Tourmaline is a boron silicate mineral group prized for having the widest color range of any gemstone, with crystals growing in pink, green, blue, yellow, red, black, and bicolor or tricolor combinations within a single stone. The name traces to the Sinhalese "thuramali," a term Sri Lankan traders used for mixed parcels of colored gems shipped to Europe by the Dutch East India Company in the early 1700s. Because tourmaline refers to a family of related species (elbaite, schorl, dravite, liddicoatite, and others) rather than a single mineral, chemistry and color shift from one deposit to the next.
Brazil has been the dominant source since the 1500s, with Minas Gerais producing the pink, green, and watermelon elbaite most shoppers recognize. The Paraíba deposit discovered in 1989 added a copper-bearing neon blue-green variety now also mined in Mozambique and Nigeria. Other major producers include Afghanistan, Pakistan, Madagascar, Sri Lanka, and the United States — Maine (Mount Mica) and California (Himalaya Mine) have commercial deposits, though US production is small compared to African and South American output.
Tourmaline rates 7 to 7.5 on the Mohs scale, making it hard enough for daily wear rings with reasonable care. The general chemical formula is (Ca,K,Na,[ ])(Al,Fe,Li,Mg,Mn)3(Al,Cr,Fe,V)6(BO3)3Si6O18(OH,F)4. Most gem tourmaline is transparent; opaque black schorl is common in mineral specimens and men's jewelry. Refractive index runs 1.614 to 1.666, and the crystal system is trigonal, which produces the elongated, three-sided prisms seen in rough specimens like the pink-green-yellow crystal shown here.
Treatment disclosure: heat treatment is routine for tourmaline, typically at 500–650°C, to lighten overly dark green and blue stones or improve pink and red hues. Irradiation is also used on pink and red material. Both treatments are stable and permanent. Clarity enhancement by fracture filling exists but is less common — if a stone has been filled, it should be disclosed at the point of sale.
Faceted cuts dominate in fine tourmaline jewelry because the stone's pleochroism (showing different colors along different crystal axes) rewards careful orientation by the cutter. Emerald cuts, ovals, and cushions are standard for pink and green material; rose cuts and slices show off bicolor and watermelon patterns. Cabochons appear in cat's-eye tourmaline and in lower-clarity rough, while raw crystal sections work well in pendants where the natural prism shape stays visible.
Sterling silver (.925) suits tourmaline for two reasons: the cool white metal reads as neutral against the stone's saturated colors rather than competing with them, and silver's density and price let jewelers use larger stones than gold settings typically allow at the same budget.

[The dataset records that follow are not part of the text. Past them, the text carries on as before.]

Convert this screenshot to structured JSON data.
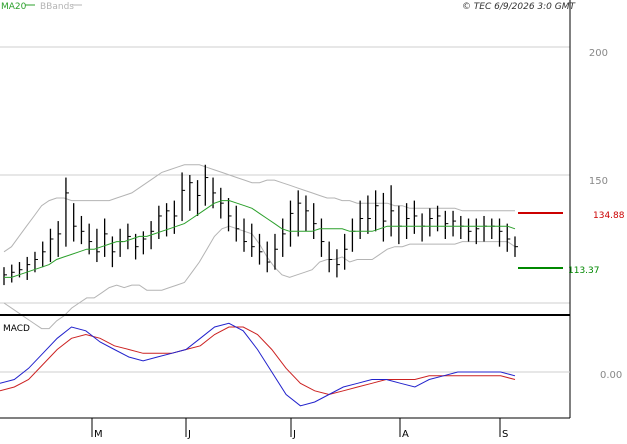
{
  "legend": {
    "ma_label": "MA20",
    "bbands_label": "BBands",
    "ma_color": "#2ca02c",
    "bbands_color": "#b4b4b4"
  },
  "copyright": "© TEC 6/9/2026 3:0 GMT",
  "price_axis": {
    "tick_labels": [
      "200",
      "150"
    ],
    "tick_values": [
      200,
      150
    ]
  },
  "levels": {
    "resistance": {
      "label": "134.88",
      "value": 134.88,
      "color": "#cc0000"
    },
    "support": {
      "label": "113.37",
      "value": 113.37,
      "color": "#008800"
    }
  },
  "macd": {
    "label": "MACD",
    "zero_label": "0.00",
    "macd_color": "#2222cc",
    "signal_color": "#cc2222"
  },
  "x_axis": {
    "months": [
      "M",
      "J",
      "J",
      "A",
      "S"
    ]
  },
  "chart_data": {
    "type": "line",
    "title": "",
    "ylim": [
      95,
      215
    ],
    "grid": true,
    "legend_placement": "top-left",
    "series": [
      {
        "name": "MA20",
        "values": [
          110,
          110,
          111,
          112,
          113,
          114,
          115,
          117,
          118,
          119,
          120,
          121,
          121,
          122,
          123,
          124,
          124,
          125,
          126,
          126,
          127,
          128,
          129,
          130,
          131,
          133,
          135,
          137,
          139,
          140,
          140,
          139,
          138,
          137,
          135,
          133,
          131,
          129,
          128,
          128,
          128,
          128,
          129,
          129,
          129,
          129,
          128,
          128,
          128,
          128,
          129,
          130,
          130,
          130,
          130,
          130,
          130,
          130,
          130,
          130,
          130,
          130,
          130,
          130,
          130,
          130,
          130,
          130,
          129
        ]
      },
      {
        "name": "BBands",
        "values": [
          120,
          122,
          126,
          130,
          134,
          138,
          140,
          141,
          141,
          140,
          140,
          140,
          140,
          140,
          140,
          141,
          142,
          143,
          145,
          147,
          149,
          151,
          152,
          153,
          154,
          154,
          154,
          153,
          152,
          151,
          150,
          149,
          148,
          147,
          147,
          148,
          148,
          147,
          146,
          145,
          144,
          143,
          142,
          141,
          141,
          140,
          140,
          139,
          139,
          139,
          139,
          139,
          138,
          138,
          137,
          137,
          137,
          137,
          137,
          137,
          137,
          136,
          136,
          136,
          136,
          136,
          136,
          136,
          136
        ]
      },
      {
        "name": "MACD",
        "values": [
          -1.5,
          -1.0,
          0.5,
          2.5,
          4.5,
          6.0,
          5.5,
          4.0,
          3.0,
          2.0,
          1.5,
          2.0,
          2.5,
          3.0,
          4.5,
          6.0,
          6.5,
          5.5,
          3.0,
          0.0,
          -3.0,
          -4.5,
          -4.0,
          -3.0,
          -2.0,
          -1.5,
          -1.0,
          -1.0,
          -1.5,
          -2.0,
          -1.0,
          -0.5,
          0.0,
          0.0,
          0.0,
          0.0,
          -0.5
        ]
      },
      {
        "name": "Signal",
        "values": [
          -2.5,
          -2.0,
          -1.0,
          1.0,
          3.0,
          4.5,
          5.0,
          4.5,
          3.5,
          3.0,
          2.5,
          2.5,
          2.5,
          3.0,
          3.5,
          5.0,
          6.0,
          6.0,
          5.0,
          3.0,
          0.5,
          -1.5,
          -2.5,
          -3.0,
          -2.5,
          -2.0,
          -1.5,
          -1.0,
          -1.0,
          -1.0,
          -0.5,
          -0.5,
          -0.5,
          -0.5,
          -0.5,
          -0.5,
          -1.0
        ]
      }
    ],
    "candles_high_low_close": [
      [
        107,
        114,
        111
      ],
      [
        108,
        115,
        112
      ],
      [
        110,
        116,
        113
      ],
      [
        109,
        118,
        115
      ],
      [
        112,
        120,
        117
      ],
      [
        114,
        124,
        120
      ],
      [
        116,
        129,
        125
      ],
      [
        118,
        132,
        127
      ],
      [
        122,
        149,
        143
      ],
      [
        124,
        139,
        130
      ],
      [
        123,
        134,
        128
      ],
      [
        119,
        131,
        124
      ],
      [
        116,
        129,
        120
      ],
      [
        118,
        133,
        127
      ],
      [
        114,
        126,
        120
      ],
      [
        118,
        129,
        124
      ],
      [
        121,
        131,
        126
      ],
      [
        117,
        127,
        122
      ],
      [
        119,
        128,
        125
      ],
      [
        121,
        132,
        128
      ],
      [
        125,
        138,
        134
      ],
      [
        126,
        139,
        136
      ],
      [
        127,
        140,
        134
      ],
      [
        132,
        151,
        144
      ],
      [
        136,
        150,
        147
      ],
      [
        134,
        148,
        142
      ],
      [
        138,
        154,
        149
      ],
      [
        137,
        149,
        143
      ],
      [
        133,
        145,
        139
      ],
      [
        128,
        141,
        134
      ],
      [
        124,
        138,
        129
      ],
      [
        120,
        133,
        124
      ],
      [
        118,
        131,
        122
      ],
      [
        115,
        127,
        120
      ],
      [
        112,
        124,
        116
      ],
      [
        113,
        127,
        121
      ],
      [
        118,
        133,
        127
      ],
      [
        122,
        140,
        135
      ],
      [
        126,
        144,
        139
      ],
      [
        128,
        142,
        136
      ],
      [
        125,
        139,
        131
      ],
      [
        118,
        133,
        124
      ],
      [
        112,
        124,
        117
      ],
      [
        110,
        121,
        115
      ],
      [
        113,
        127,
        121
      ],
      [
        120,
        133,
        128
      ],
      [
        125,
        140,
        133
      ],
      [
        127,
        142,
        133
      ],
      [
        128,
        144,
        138
      ],
      [
        124,
        143,
        132
      ],
      [
        126,
        146,
        136
      ],
      [
        123,
        138,
        130
      ],
      [
        125,
        139,
        133
      ],
      [
        127,
        140,
        134
      ],
      [
        124,
        135,
        130
      ],
      [
        126,
        137,
        133
      ],
      [
        128,
        138,
        134
      ],
      [
        125,
        136,
        131
      ],
      [
        126,
        136,
        132
      ],
      [
        125,
        134,
        130
      ],
      [
        124,
        133,
        128
      ],
      [
        123,
        133,
        129
      ],
      [
        124,
        134,
        130
      ],
      [
        125,
        133,
        130
      ],
      [
        122,
        133,
        128
      ],
      [
        120,
        131,
        125
      ],
      [
        118,
        126,
        122
      ]
    ]
  }
}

At SilverRush Style, our tourmaline jewelry generally runs $40 to $250 depending on carat weight, color grade, and setting complexity, with pink and green elbaite the most available and Paraíba-type material reserved for accent stones.
Clean tourmaline with warm water, mild dish soap, and a soft brush. Skip ultrasonic and steam cleaners — thermal shock and vibration can widen internal fractures, which tourmaline often has. Avoid prolonged sun exposure for heated pink stones, as color can fade over years of constant UV. Store pieces separately in a soft pouch so harder gems (sapphire, topaz, quartz) don't scratch the surface.
In rough form, tourmaline grows as elongated three-sided prisms with vertical striations running along the crystal. Cut stones are typically transparent and come in nearly every color, including bicolor "watermelon" tourmaline with a pink core and green rim. Black schorl is opaque and glassy.
Yes. Tourmaline is a natural mineral group mined commercially for over 500 years. It serves as an October birthstone alongside opal and is graded by the same color, clarity, cut, and carat standards as other colored gems.
Tourmaline is 7 to 7.5 on the Mohs scale, harder than opal (5.5–6.5) and peridot (6.5–7) but softer than sapphire (9) and topaz (8). It works well in earrings, pendants, and occasional-wear rings; everyday rings benefit from protective bezel or halo settings.
Paraíba tourmaline — copper-bearing stones in neon blue, turquoise, or green — commands the highest prices, sometimes over $10,000 per carat for top Brazilian material. Chrome tourmaline (intense green) and rubellite (saturated red-pink) rank next. Standard pink and mint green run from $50 to a few hundred dollars per carat.